Daily Energy Market Report Tuesday 10th July 2018
The UK opened long this morning with the system at 13.8mcm.
Forecast demand sits at 177.4mcm today, with seasonal average at 171mcm.
CCGT burn for electricity generation has decreased to 54.7mcm from 59mcm yesterday due to a significant increase in wind generation.
An increased cloud cover reducing solar generation has offset the drop.
The IUK flow has fallen by 7mcm, with the UK exporting 45mcm to Zeebrugge.
Rough is nominated to flow at 4mcm with storage facilities net injecting 2mcm.
Norwegian flows through Langeled have decreased to just 35mcm.
Prices opened slightly up on Tuesday morning due to gains in the wider energy complex and reduced Norwegian flows.
Oil prices have climbed $0.80 to reach $78.89 as the threat of supply shortages increased with Oil workers in Norway set to strike later today, coinciding with rising tensions in the Middle East and the impact of US sanctions placed on Iran.

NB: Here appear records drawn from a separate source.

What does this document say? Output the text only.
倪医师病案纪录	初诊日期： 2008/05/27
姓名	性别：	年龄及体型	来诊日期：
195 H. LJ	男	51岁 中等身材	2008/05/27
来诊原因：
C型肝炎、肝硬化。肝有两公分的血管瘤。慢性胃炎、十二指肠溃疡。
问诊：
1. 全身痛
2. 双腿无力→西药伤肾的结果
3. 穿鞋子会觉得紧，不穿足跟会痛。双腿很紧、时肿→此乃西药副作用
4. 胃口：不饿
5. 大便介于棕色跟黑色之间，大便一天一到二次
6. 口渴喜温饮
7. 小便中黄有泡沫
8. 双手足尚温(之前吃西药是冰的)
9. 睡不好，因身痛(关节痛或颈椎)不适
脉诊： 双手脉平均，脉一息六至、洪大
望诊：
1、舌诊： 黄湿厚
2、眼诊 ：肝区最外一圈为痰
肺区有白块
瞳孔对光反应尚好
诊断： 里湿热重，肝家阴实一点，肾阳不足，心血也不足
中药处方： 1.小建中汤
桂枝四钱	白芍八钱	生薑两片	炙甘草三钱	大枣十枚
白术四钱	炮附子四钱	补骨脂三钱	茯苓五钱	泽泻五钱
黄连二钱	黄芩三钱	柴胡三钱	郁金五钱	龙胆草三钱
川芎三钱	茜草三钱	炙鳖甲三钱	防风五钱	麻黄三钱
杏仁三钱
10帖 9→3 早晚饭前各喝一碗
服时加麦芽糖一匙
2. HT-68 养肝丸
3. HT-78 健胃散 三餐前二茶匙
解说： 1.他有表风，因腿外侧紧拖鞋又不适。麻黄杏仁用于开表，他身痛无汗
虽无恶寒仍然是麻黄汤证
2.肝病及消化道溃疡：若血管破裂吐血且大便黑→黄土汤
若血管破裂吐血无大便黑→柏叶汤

Coal prices have climbed to 5-year highs at $93.60 for 2019 and over $100 for Jul – 18 through Sep – 18 delivery.
Low water levels have made it difficult for barges to transport the commodity up the River Rhine and hydro generation is well below average.
The GBP has taken a significant hit against the Euro this week following the resignation of David Davis and Boris Johnson, falling to a 4 month low.